Mohamed Coly

Personal information
- Full name: Abdourammane Mohamed Coly
- Date of birth: 2 February 1984 (age 41)
- Place of birth: Dakar, Senegal
- Height: 1.86 m (6 ft 1 in)
- Position(s): Defender

Team information
- Current team: Pergolettese
- Number: 27

Youth career
- 1997–2000: Douanes
- 2000–2003: Parma

Senior career*
- Years: Team / Apps / (Gls)
- 2002–2005: Cremonese / 1 / (0)
- 2003–2004: → Calcio (loan) / 22 / (3)
- 2005–2007: Castellarano / 56 / (2)
- 2007–2008: Crociati Parma / 28 / (1)
- 2008–2011: Rodengo Saiano / 60 / (3)
- 2010–2011: → Varese (loan) / 0 / (0)
- 2011: → Taranto (loan) / 13 / (0)
- 2011–2012: Taranto / 20 / (2)
- 2012–2014: Cittadella / 53 / (4)
- 2014–2016: Pro Vercelli / 66 / (3)
- 2016–2017: Parma / 10 / (0)
- 2017–2019: AC Rezzato / 33 / (2)
- 2019–: Pergolettese / 3 / (0)

International career
- 2008–2009: Senegal / 11 / (4)

= Mohamed Coly =

Senegalese footballer

Abdourammane Mohamed Coly (born 2 February 1984) is a Senegalese footballer who currently plays for Italian Serie C club Pergolettese.

==Career==
Coly began his career with AS Douanes and joined Parma A.C. in 2000, playing in the Primavera team. In summer 2003 he left club Parma A.C. to sign with the Serie D club U.S.O. Calcio. In the first half of the season 2003–2004 he featured in 22 games before leaving in January 2004 to join Serie C1 team U.S. Cremonese. In his two years there he only earned one cap and in July 2005 he signed in for P.D. Castellarano where he became a key player playing 56 games over two years. For the 2007–2008 season he transferred to Crociati Noceto making 28 appearances in the Serie D.

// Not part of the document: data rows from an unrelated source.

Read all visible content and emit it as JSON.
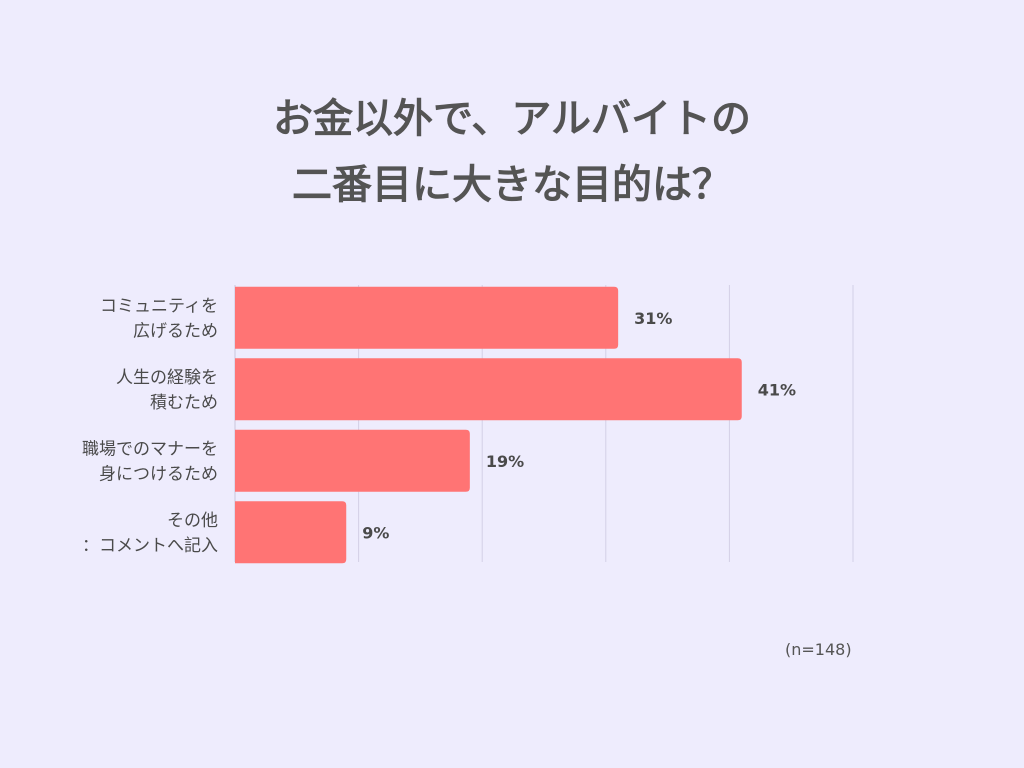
{
  "title_lines": [
    "お金以外で、アルバイトの",
    "二番目に大きな目的は？"
  ],
  "note": "(n=148)",
  "chart_data": {
    "type": "bar",
    "orientation": "horizontal",
    "categories": [
      [
        "コミュニティを",
        "広げるため"
      ],
      [
        "人生の経験を",
        "積むため"
      ],
      [
        "職場でのマナーを",
        "身につけるため"
      ],
      [
        "その他",
        "：コメントへ記入"
      ]
    ],
    "values": [
      31,
      41,
      19,
      9
    ],
    "value_labels": [
      "31%",
      "41%",
      "19%",
      "9%"
    ],
    "xlim": [
      0,
      50
    ],
    "grid": true,
    "bar_color": "#ff7474"
  }
}
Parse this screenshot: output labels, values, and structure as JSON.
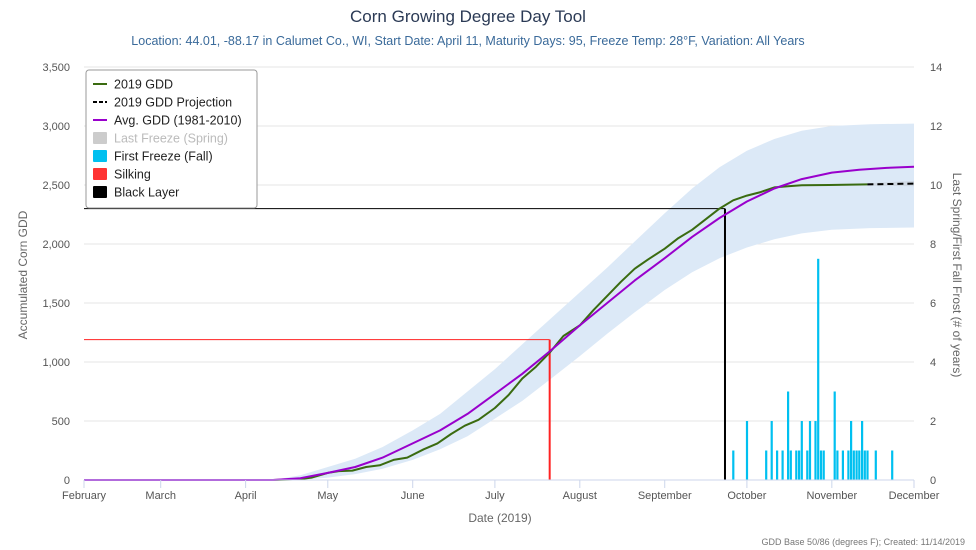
{
  "title": "Corn Growing Degree Day Tool",
  "subtitle": "Location: 44.01, -88.17 in Calumet Co., WI, Start Date: April 11, Maturity Days: 95, Freeze Temp: 28°F, Variation: All Years",
  "credits": "GDD Base 50/86 (degrees F); Created: 11/14/2019",
  "colors": {
    "gdd2019": "#3a6b10",
    "projection": "#000000",
    "avg": "#9900cc",
    "range_band": "#dce9f7",
    "proj_band": "#cfd8e3",
    "first_freeze": "#00c0f0",
    "last_freeze": "#c8c8c8",
    "silking": "#ff2222",
    "black_layer": "#000000"
  },
  "chart_data": {
    "type": "line",
    "xlabel": "Date (2019)",
    "ylabel": "Accumulated Corn GDD",
    "y2label": "Last Spring/First Fall Frost (# of years)",
    "x_range": [
      "2019-02-01",
      "2019-12-01"
    ],
    "ylim": [
      0,
      3500
    ],
    "y2lim": [
      0,
      14
    ],
    "y_ticks": [
      "0",
      "500",
      "1,000",
      "1,500",
      "2,000",
      "2,500",
      "3,000",
      "3,500"
    ],
    "y2_ticks": [
      "0",
      "2",
      "4",
      "6",
      "8",
      "10",
      "12",
      "14"
    ],
    "x_ticks": [
      {
        "date": "2019-02-01",
        "label": "February"
      },
      {
        "date": "2019-03-01",
        "label": "March"
      },
      {
        "date": "2019-04-01",
        "label": "April"
      },
      {
        "date": "2019-05-01",
        "label": "May"
      },
      {
        "date": "2019-06-01",
        "label": "June"
      },
      {
        "date": "2019-07-01",
        "label": "July"
      },
      {
        "date": "2019-08-01",
        "label": "August"
      },
      {
        "date": "2019-09-01",
        "label": "September"
      },
      {
        "date": "2019-10-01",
        "label": "October"
      },
      {
        "date": "2019-11-01",
        "label": "November"
      },
      {
        "date": "2019-12-01",
        "label": "December"
      }
    ],
    "grid": true,
    "legend_position": "top-left",
    "legend": [
      {
        "label": "2019 GDD",
        "symbol": "line",
        "color": "#3a6b10",
        "dim": false
      },
      {
        "label": "2019 GDD Projection",
        "symbol": "dashed",
        "color": "#000000",
        "dim": false
      },
      {
        "label": "Avg. GDD (1981-2010)",
        "symbol": "line",
        "color": "#9900cc",
        "dim": false
      },
      {
        "label": "Last Freeze (Spring)",
        "symbol": "box",
        "color": "#cccccc",
        "dim": true
      },
      {
        "label": "First Freeze (Fall)",
        "symbol": "box",
        "color": "#00c0f0",
        "dim": false
      },
      {
        "label": "Silking",
        "symbol": "box",
        "color": "#ff3333",
        "dim": false
      },
      {
        "label": "Black Layer",
        "symbol": "box",
        "color": "#000000",
        "dim": false
      }
    ],
    "series": [
      {
        "name": "2019 GDD",
        "points": [
          [
            "2019-02-01",
            0
          ],
          [
            "2019-04-11",
            0
          ],
          [
            "2019-04-20",
            5
          ],
          [
            "2019-04-25",
            20
          ],
          [
            "2019-04-28",
            40
          ],
          [
            "2019-05-01",
            60
          ],
          [
            "2019-05-05",
            75
          ],
          [
            "2019-05-10",
            80
          ],
          [
            "2019-05-15",
            110
          ],
          [
            "2019-05-20",
            125
          ],
          [
            "2019-05-25",
            170
          ],
          [
            "2019-05-30",
            190
          ],
          [
            "2019-06-05",
            260
          ],
          [
            "2019-06-10",
            310
          ],
          [
            "2019-06-15",
            390
          ],
          [
            "2019-06-20",
            460
          ],
          [
            "2019-06-25",
            510
          ],
          [
            "2019-07-01",
            610
          ],
          [
            "2019-07-06",
            720
          ],
          [
            "2019-07-11",
            860
          ],
          [
            "2019-07-16",
            960
          ],
          [
            "2019-07-21",
            1080
          ],
          [
            "2019-07-26",
            1220
          ],
          [
            "2019-08-01",
            1310
          ],
          [
            "2019-08-06",
            1440
          ],
          [
            "2019-08-11",
            1560
          ],
          [
            "2019-08-16",
            1680
          ],
          [
            "2019-08-21",
            1790
          ],
          [
            "2019-08-26",
            1870
          ],
          [
            "2019-09-01",
            1960
          ],
          [
            "2019-09-06",
            2050
          ],
          [
            "2019-09-11",
            2120
          ],
          [
            "2019-09-16",
            2210
          ],
          [
            "2019-09-21",
            2300
          ],
          [
            "2019-09-26",
            2370
          ],
          [
            "2019-10-01",
            2410
          ],
          [
            "2019-10-06",
            2440
          ],
          [
            "2019-10-11",
            2480
          ],
          [
            "2019-10-16",
            2490
          ],
          [
            "2019-10-21",
            2498
          ],
          [
            "2019-10-31",
            2500
          ],
          [
            "2019-11-14",
            2505
          ]
        ]
      },
      {
        "name": "2019 GDD Projection",
        "points": [
          [
            "2019-11-14",
            2505
          ],
          [
            "2019-11-20",
            2508
          ],
          [
            "2019-12-01",
            2512
          ]
        ]
      },
      {
        "name": "Avg. GDD (1981-2010)",
        "points": [
          [
            "2019-02-01",
            0
          ],
          [
            "2019-04-11",
            0
          ],
          [
            "2019-04-21",
            15
          ],
          [
            "2019-05-01",
            60
          ],
          [
            "2019-05-11",
            110
          ],
          [
            "2019-05-21",
            190
          ],
          [
            "2019-06-01",
            310
          ],
          [
            "2019-06-11",
            420
          ],
          [
            "2019-06-21",
            560
          ],
          [
            "2019-07-01",
            730
          ],
          [
            "2019-07-11",
            900
          ],
          [
            "2019-07-21",
            1090
          ],
          [
            "2019-08-01",
            1310
          ],
          [
            "2019-08-11",
            1500
          ],
          [
            "2019-08-21",
            1690
          ],
          [
            "2019-09-01",
            1880
          ],
          [
            "2019-09-11",
            2060
          ],
          [
            "2019-09-21",
            2220
          ],
          [
            "2019-10-01",
            2360
          ],
          [
            "2019-10-11",
            2470
          ],
          [
            "2019-10-21",
            2550
          ],
          [
            "2019-11-01",
            2605
          ],
          [
            "2019-11-11",
            2630
          ],
          [
            "2019-11-21",
            2645
          ],
          [
            "2019-12-01",
            2655
          ]
        ]
      }
    ],
    "range_band": [
      [
        "2019-04-11",
        0,
        0
      ],
      [
        "2019-04-21",
        0,
        40
      ],
      [
        "2019-05-01",
        20,
        110
      ],
      [
        "2019-05-11",
        50,
        180
      ],
      [
        "2019-05-21",
        95,
        280
      ],
      [
        "2019-06-01",
        170,
        420
      ],
      [
        "2019-06-11",
        260,
        560
      ],
      [
        "2019-06-21",
        370,
        750
      ],
      [
        "2019-07-01",
        520,
        940
      ],
      [
        "2019-07-11",
        670,
        1150
      ],
      [
        "2019-07-21",
        850,
        1360
      ],
      [
        "2019-08-01",
        1050,
        1590
      ],
      [
        "2019-08-11",
        1240,
        1800
      ],
      [
        "2019-08-21",
        1420,
        2020
      ],
      [
        "2019-09-01",
        1610,
        2260
      ],
      [
        "2019-09-11",
        1760,
        2470
      ],
      [
        "2019-09-21",
        1880,
        2650
      ],
      [
        "2019-10-01",
        1970,
        2790
      ],
      [
        "2019-10-11",
        2040,
        2890
      ],
      [
        "2019-10-21",
        2090,
        2960
      ],
      [
        "2019-11-01",
        2120,
        3000
      ],
      [
        "2019-11-15",
        2135,
        3015
      ],
      [
        "2019-12-01",
        2140,
        3020
      ]
    ],
    "projection_band": [
      [
        "2019-11-14",
        2495,
        2515
      ],
      [
        "2019-12-01",
        2490,
        2535
      ]
    ],
    "silking": {
      "date": "2019-07-21",
      "gdd": 1190
    },
    "black_layer": {
      "date": "2019-09-23",
      "gdd": 2300
    },
    "first_freeze_fall": [
      [
        "2019-09-26",
        1
      ],
      [
        "2019-10-01",
        2
      ],
      [
        "2019-10-08",
        1
      ],
      [
        "2019-10-10",
        2
      ],
      [
        "2019-10-12",
        1
      ],
      [
        "2019-10-14",
        1
      ],
      [
        "2019-10-16",
        3
      ],
      [
        "2019-10-17",
        1
      ],
      [
        "2019-10-19",
        1
      ],
      [
        "2019-10-20",
        1
      ],
      [
        "2019-10-21",
        2
      ],
      [
        "2019-10-23",
        1
      ],
      [
        "2019-10-24",
        2
      ],
      [
        "2019-10-26",
        2
      ],
      [
        "2019-10-27",
        7.5
      ],
      [
        "2019-10-28",
        1
      ],
      [
        "2019-10-29",
        1
      ],
      [
        "2019-11-02",
        3
      ],
      [
        "2019-11-03",
        1
      ],
      [
        "2019-11-05",
        1
      ],
      [
        "2019-11-07",
        1
      ],
      [
        "2019-11-08",
        2
      ],
      [
        "2019-11-09",
        1
      ],
      [
        "2019-11-10",
        1
      ],
      [
        "2019-11-11",
        1
      ],
      [
        "2019-11-12",
        2
      ],
      [
        "2019-11-13",
        1
      ],
      [
        "2019-11-14",
        1
      ],
      [
        "2019-11-17",
        1
      ],
      [
        "2019-11-23",
        1
      ]
    ]
  }
}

Subsequently, Coly moved to Lega Pro Seconda Divisione team A.C. Rodengo Saiano who played the playoffs to the Lega Pro Prima Divisione. In August 2010 he was loaned to Varese. On 24 January 2011 he was loaned to Taranto.

In the summer of 2012 he moved to the Citadella. Two years later he switched to Pro Vercelli.

In 2016, he returned to Parma.

On 23 August 2019, he signed with Pergolettese.

==International career==
Coly was a member of the Senegal national football team and was part of the 2009 African Nations Championship squad.